If you – like me – were a snooker fan in the 1980s then the sight of Steve Davis holding up a trophy is nothing new.
Such was his dominance in that golden decade that it was more newsworthy when he failed to win a tournament than when he went home with the spoils.
He was admired and respected but not really loved. He was too successful for many. Just too good.
As new champions emerged – Stephen Hendry in particular – Davis had to accept that the glory days were over. He fell down the rankings but such was his stubbornness, his raging against the dying of the light, that he has managed to retain his professional status at the age of 56.
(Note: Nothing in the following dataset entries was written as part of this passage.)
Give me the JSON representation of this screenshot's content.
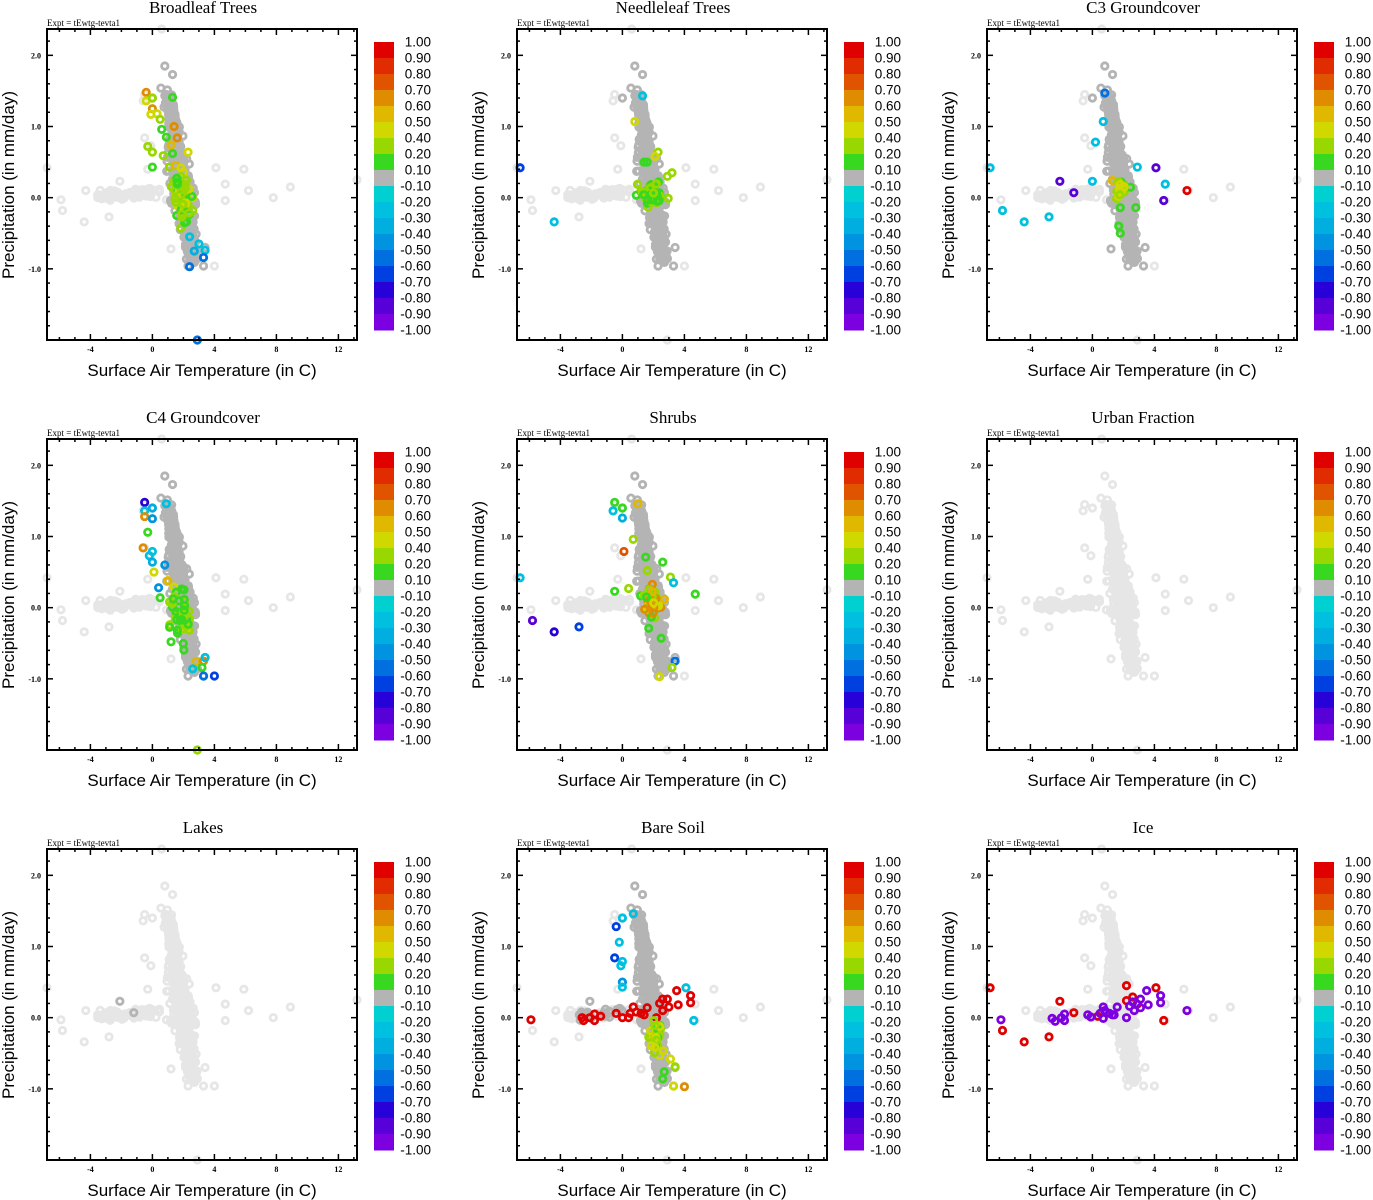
{
  "figure": {
    "experiment_label": "Expt = tEwtg-tevta1",
    "xlabel": "Surface Air Temperature (in C)",
    "ylabel": "Precipitation (in mm/day)"
  },
  "colorbar": {
    "labels": [
      "1.00",
      "0.90",
      "0.80",
      "0.70",
      "0.60",
      "0.50",
      "0.40",
      "0.20",
      "0.10",
      "-0.10",
      "-0.20",
      "-0.30",
      "-0.40",
      "-0.50",
      "-0.60",
      "-0.70",
      "-0.80",
      "-0.90",
      "-1.00"
    ],
    "colors": [
      "#e00000",
      "#e02c00",
      "#e05400",
      "#e08c00",
      "#e0b800",
      "#d0d800",
      "#98d800",
      "#38d820",
      "#b4b4b4",
      "#00d0d0",
      "#00c0e0",
      "#00aee0",
      "#0094e0",
      "#0070e0",
      "#0040e0",
      "#2800d8",
      "#5800d8",
      "#7c00e0"
    ],
    "neutral_color": "#b4b4b4",
    "background_color": "#e6e6e6"
  },
  "chart_data": [
    {
      "type": "scatter",
      "title": "Broadleaf Trees",
      "xlabel": "Surface Air Temperature (in C)",
      "ylabel": "Precipitation (in mm/day)",
      "xlim": [
        -6.8,
        13.2
      ],
      "ylim": [
        -2.0,
        2.37
      ],
      "xticks": [
        -4,
        0,
        4,
        8,
        12
      ],
      "yticks": [
        2.0,
        1.0,
        0.0,
        -1.0
      ],
      "xtick_labels": [
        "-4",
        "0",
        "4",
        "8",
        "12"
      ],
      "ytick_labels": [
        "2.0",
        "1.0",
        "0.0",
        "-1.0"
      ],
      "colorbar_range": [
        -1.0,
        1.0
      ],
      "highlight_cluster": "main",
      "highlight_mode": "broadleaf"
    },
    {
      "type": "scatter",
      "title": "Needleleaf Trees",
      "xlabel": "Surface Air Temperature (in C)",
      "ylabel": "Precipitation (in mm/day)",
      "xlim": [
        -6.8,
        13.2
      ],
      "ylim": [
        -2.0,
        2.37
      ],
      "xticks": [
        -4,
        0,
        4,
        8,
        12
      ],
      "yticks": [
        2.0,
        1.0,
        0.0,
        -1.0
      ],
      "xtick_labels": [
        "-4",
        "0",
        "4",
        "8",
        "12"
      ],
      "ytick_labels": [
        "2.0",
        "1.0",
        "0.0",
        "-1.0"
      ],
      "colorbar_range": [
        -1.0,
        1.0
      ],
      "highlight_mode": "needleleaf"
    },
    {
      "type": "scatter",
      "title": "C3 Groundcover",
      "xlabel": "Surface Air Temperature (in C)",
      "ylabel": "Precipitation (in mm/day)",
      "xlim": [
        -6.8,
        13.2
      ],
      "ylim": [
        -2.0,
        2.37
      ],
      "xticks": [
        -4,
        0,
        4,
        8,
        12
      ],
      "yticks": [
        2.0,
        1.0,
        0.0,
        -1.0
      ],
      "xtick_labels": [
        "-4",
        "0",
        "4",
        "8",
        "12"
      ],
      "ytick_labels": [
        "2.0",
        "1.0",
        "0.0",
        "-1.0"
      ],
      "colorbar_range": [
        -1.0,
        1.0
      ],
      "highlight_mode": "c3"
    },
    {
      "type": "scatter",
      "title": "C4 Groundcover",
      "xlabel": "Surface Air Temperature (in C)",
      "ylabel": "Precipitation (in mm/day)",
      "xlim": [
        -6.8,
        13.2
      ],
      "ylim": [
        -2.0,
        2.37
      ],
      "xticks": [
        -4,
        0,
        4,
        8,
        12
      ],
      "yticks": [
        2.0,
        1.0,
        0.0,
        -1.0
      ],
      "xtick_labels": [
        "-4",
        "0",
        "4",
        "8",
        "12"
      ],
      "ytick_labels": [
        "2.0",
        "1.0",
        "0.0",
        "-1.0"
      ],
      "colorbar_range": [
        -1.0,
        1.0
      ],
      "highlight_mode": "c4"
    },
    {
      "type": "scatter",
      "title": "Shrubs",
      "xlabel": "Surface Air Temperature (in C)",
      "ylabel": "Precipitation (in mm/day)",
      "xlim": [
        -6.8,
        13.2
      ],
      "ylim": [
        -2.0,
        2.37
      ],
      "xticks": [
        -4,
        0,
        4,
        8,
        12
      ],
      "yticks": [
        2.0,
        1.0,
        0.0,
        -1.0
      ],
      "xtick_labels": [
        "-4",
        "0",
        "4",
        "8",
        "12"
      ],
      "ytick_labels": [
        "2.0",
        "1.0",
        "0.0",
        "-1.0"
      ],
      "colorbar_range": [
        -1.0,
        1.0
      ],
      "highlight_mode": "shrubs"
    },
    {
      "type": "scatter",
      "title": "Urban Fraction",
      "xlabel": "Surface Air Temperature (in C)",
      "ylabel": "Precipitation (in mm/day)",
      "xlim": [
        -6.8,
        13.2
      ],
      "ylim": [
        -2.0,
        2.37
      ],
      "xticks": [
        -4,
        0,
        4,
        8,
        12
      ],
      "yticks": [
        2.0,
        1.0,
        0.0,
        -1.0
      ],
      "xtick_labels": [
        "-4",
        "0",
        "4",
        "8",
        "12"
      ],
      "ytick_labels": [
        "2.0",
        "1.0",
        "0.0",
        "-1.0"
      ],
      "colorbar_range": [
        -1.0,
        1.0
      ],
      "highlight_mode": "none"
    },
    {
      "type": "scatter",
      "title": "Lakes",
      "xlabel": "Surface Air Temperature (in C)",
      "ylabel": "Precipitation (in mm/day)",
      "xlim": [
        -6.8,
        13.2
      ],
      "ylim": [
        -2.0,
        2.37
      ],
      "xticks": [
        -4,
        0,
        4,
        8,
        12
      ],
      "yticks": [
        2.0,
        1.0,
        0.0,
        -1.0
      ],
      "xtick_labels": [
        "-4",
        "0",
        "4",
        "8",
        "12"
      ],
      "ytick_labels": [
        "2.0",
        "1.0",
        "0.0",
        "-1.0"
      ],
      "colorbar_range": [
        -1.0,
        1.0
      ],
      "highlight_mode": "lakes",
      "points": [
        {
          "x": -2.1,
          "y": 0.23,
          "v": -0.05
        },
        {
          "x": -1.2,
          "y": 0.07,
          "v": -0.05
        }
      ]
    },
    {
      "type": "scatter",
      "title": "Bare Soil",
      "xlabel": "Surface Air Temperature (in C)",
      "ylabel": "Precipitation (in mm/day)",
      "xlim": [
        -6.8,
        13.2
      ],
      "ylim": [
        -2.0,
        2.37
      ],
      "xticks": [
        -4,
        0,
        4,
        8,
        12
      ],
      "yticks": [
        2.0,
        1.0,
        0.0,
        -1.0
      ],
      "xtick_labels": [
        "-4",
        "0",
        "4",
        "8",
        "12"
      ],
      "ytick_labels": [
        "2.0",
        "1.0",
        "0.0",
        "-1.0"
      ],
      "colorbar_range": [
        -1.0,
        1.0
      ],
      "highlight_mode": "baresoil"
    },
    {
      "type": "scatter",
      "title": "Ice",
      "xlabel": "Surface Air Temperature (in C)",
      "ylabel": "Precipitation (in mm/day)",
      "xlim": [
        -6.8,
        13.2
      ],
      "ylim": [
        -2.0,
        2.37
      ],
      "xticks": [
        -4,
        0,
        4,
        8,
        12
      ],
      "yticks": [
        2.0,
        1.0,
        0.0,
        -1.0
      ],
      "xtick_labels": [
        "-4",
        "0",
        "4",
        "8",
        "12"
      ],
      "ytick_labels": [
        "2.0",
        "1.0",
        "0.0",
        "-1.0"
      ],
      "colorbar_range": [
        -1.0,
        1.0
      ],
      "highlight_mode": "ice",
      "points": [
        {
          "x": -6.6,
          "y": 0.42,
          "v": 0.95
        },
        {
          "x": -5.8,
          "y": -0.18,
          "v": 0.95
        },
        {
          "x": -4.4,
          "y": -0.34,
          "v": 0.95
        },
        {
          "x": -2.8,
          "y": -0.27,
          "v": 0.95
        },
        {
          "x": -2.1,
          "y": 0.23,
          "v": 0.95
        },
        {
          "x": -1.2,
          "y": 0.07,
          "v": 0.95
        },
        {
          "x": 0.35,
          "y": 0.02,
          "v": 0.95
        },
        {
          "x": 2.2,
          "y": 0.45,
          "v": 0.95
        },
        {
          "x": 2.2,
          "y": 0.24,
          "v": 0.95
        },
        {
          "x": 2.6,
          "y": 0.29,
          "v": 0.95
        },
        {
          "x": 2.9,
          "y": 0.19,
          "v": 0.95
        },
        {
          "x": 4.1,
          "y": 0.42,
          "v": 0.95
        },
        {
          "x": 4.6,
          "y": -0.04,
          "v": 0.95
        },
        {
          "x": -5.9,
          "y": -0.03,
          "v": -0.95
        },
        {
          "x": -2.6,
          "y": -0.01,
          "v": -0.95
        },
        {
          "x": -2.4,
          "y": -0.05,
          "v": -0.95
        },
        {
          "x": -2.0,
          "y": 0.0,
          "v": -0.95
        },
        {
          "x": -1.8,
          "y": 0.05,
          "v": -0.95
        },
        {
          "x": -1.8,
          "y": -0.04,
          "v": -0.95
        },
        {
          "x": -0.3,
          "y": 0.04,
          "v": -0.95
        },
        {
          "x": -0.1,
          "y": 0.01,
          "v": -0.95
        },
        {
          "x": 0.5,
          "y": 0.06,
          "v": -0.95
        },
        {
          "x": 0.7,
          "y": 0.15,
          "v": -0.95
        },
        {
          "x": 0.8,
          "y": 0.1,
          "v": -0.95
        },
        {
          "x": 0.7,
          "y": -0.01,
          "v": -0.95
        },
        {
          "x": 1.1,
          "y": 0.06,
          "v": -0.95
        },
        {
          "x": 1.3,
          "y": 0.04,
          "v": -0.95
        },
        {
          "x": 1.6,
          "y": 0.15,
          "v": -0.95
        },
        {
          "x": 1.4,
          "y": 0.04,
          "v": -0.95
        },
        {
          "x": 2.2,
          "y": 0.0,
          "v": -0.95
        },
        {
          "x": 2.4,
          "y": 0.16,
          "v": -0.95
        },
        {
          "x": 2.6,
          "y": 0.22,
          "v": -0.95
        },
        {
          "x": 2.7,
          "y": 0.1,
          "v": -0.95
        },
        {
          "x": 3.1,
          "y": 0.26,
          "v": -0.95
        },
        {
          "x": 3.1,
          "y": 0.14,
          "v": -0.95
        },
        {
          "x": 3.5,
          "y": 0.38,
          "v": -0.95
        },
        {
          "x": 3.6,
          "y": 0.18,
          "v": -0.95
        },
        {
          "x": 4.4,
          "y": 0.31,
          "v": -0.95
        },
        {
          "x": 4.4,
          "y": 0.21,
          "v": -0.95
        },
        {
          "x": 6.1,
          "y": 0.1,
          "v": -0.95
        }
      ]
    }
  ]
}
Tonight, he won the World Seniors Championship and it is clear in the aftermath of this victory that he is no longer merely respected: he is loved.
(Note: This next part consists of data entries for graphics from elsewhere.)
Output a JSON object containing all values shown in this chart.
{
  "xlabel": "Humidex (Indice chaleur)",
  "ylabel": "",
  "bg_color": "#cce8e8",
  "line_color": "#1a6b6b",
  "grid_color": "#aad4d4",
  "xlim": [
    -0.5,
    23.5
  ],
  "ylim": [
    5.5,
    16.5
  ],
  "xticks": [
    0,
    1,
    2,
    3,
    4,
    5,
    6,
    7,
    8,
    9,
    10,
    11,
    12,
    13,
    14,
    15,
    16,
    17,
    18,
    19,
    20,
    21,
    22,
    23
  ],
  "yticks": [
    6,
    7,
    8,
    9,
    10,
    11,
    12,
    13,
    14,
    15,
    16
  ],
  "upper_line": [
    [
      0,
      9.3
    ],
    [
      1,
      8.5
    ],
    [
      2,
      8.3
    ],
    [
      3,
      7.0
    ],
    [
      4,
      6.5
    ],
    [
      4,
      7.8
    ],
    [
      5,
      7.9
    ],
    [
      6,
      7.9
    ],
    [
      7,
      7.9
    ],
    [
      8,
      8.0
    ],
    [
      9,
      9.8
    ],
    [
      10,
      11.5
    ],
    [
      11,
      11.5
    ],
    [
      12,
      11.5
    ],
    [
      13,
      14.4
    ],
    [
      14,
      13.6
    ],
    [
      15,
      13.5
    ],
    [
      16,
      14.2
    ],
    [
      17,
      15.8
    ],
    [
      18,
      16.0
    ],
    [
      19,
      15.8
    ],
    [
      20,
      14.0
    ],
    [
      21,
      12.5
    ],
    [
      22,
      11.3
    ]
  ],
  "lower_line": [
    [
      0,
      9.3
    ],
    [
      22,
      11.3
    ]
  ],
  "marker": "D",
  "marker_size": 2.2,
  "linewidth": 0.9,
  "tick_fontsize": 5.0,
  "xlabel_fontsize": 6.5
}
Steve Davis turned professional in 1978 before there was a circuit. He bestrode the snooker world when it was the most popular TV sport in Britain and he held on long after most of his old rivals had departed the stage.
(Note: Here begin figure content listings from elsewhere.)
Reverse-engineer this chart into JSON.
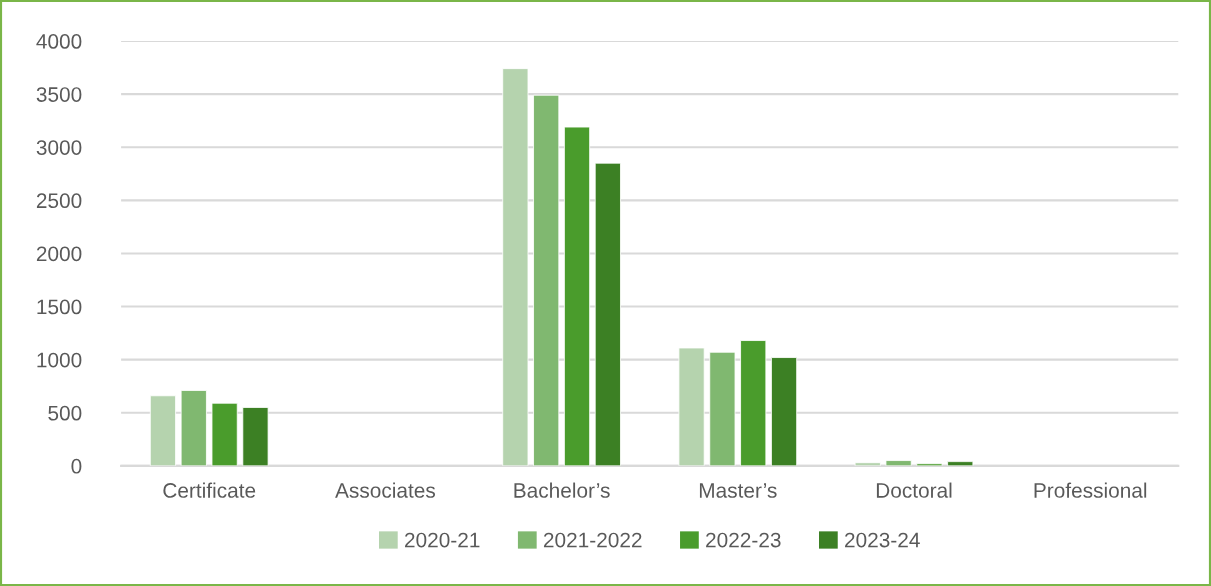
{
  "chart_data": {
    "type": "bar",
    "categories": [
      "Certificate",
      "Associates",
      "Bachelor’s",
      "Master’s",
      "Doctoral",
      "Professional"
    ],
    "series": [
      {
        "name": "2020-21",
        "color": "#b5d3ae",
        "values": [
          660,
          null,
          3740,
          1110,
          30,
          null
        ]
      },
      {
        "name": "2021-2022",
        "color": "#80b870",
        "values": [
          710,
          null,
          3490,
          1070,
          50,
          null
        ]
      },
      {
        "name": "2022-23",
        "color": "#4a9c2c",
        "values": [
          590,
          null,
          3190,
          1180,
          20,
          null
        ]
      },
      {
        "name": "2023-24",
        "color": "#3c8024",
        "values": [
          550,
          null,
          2850,
          1020,
          40,
          null
        ]
      }
    ],
    "ylim": [
      0,
      4000
    ],
    "yticks": [
      0,
      500,
      1000,
      1500,
      2000,
      2500,
      3000,
      3500,
      4000
    ],
    "grid": "y",
    "legend": "bottom"
  }
}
Why? Because nobody loves snooker as much as Steve. He has retained his boyish fascination for the game, for its intricacies and challenges.
The tournament itself was at times hard to watch. These old stagers are not the players they once were. There was much playing on for snookers – inevitable in a best of three format featuring players with immense all round knowledge – and the style of snooker played was alien to modern audiences.
However, Davis played superbly from 1-0 down to defending champion Nigel Bond in the final.
It is his first title of any description in 15 years and his first on British TV since, against the odds, he won the 1997 Masters.
Recently in a Sky Sports interview, Davis was asked to sum up his career. Characteristically, he put the sport first, saying how proud he was that snooker had played such an important part in the lives of so many and how it had created such golden memories.
Snooker has seen many champions, many entertainers and many wonderful talents but Steve Davis is, and will remain, a legend: a player for whom the basic wonder of every new frame and its attendant possibilities trumps the trappings of success and celebrity every time.
Long may he continue to play this great game. No sport could ask for a better ambassador.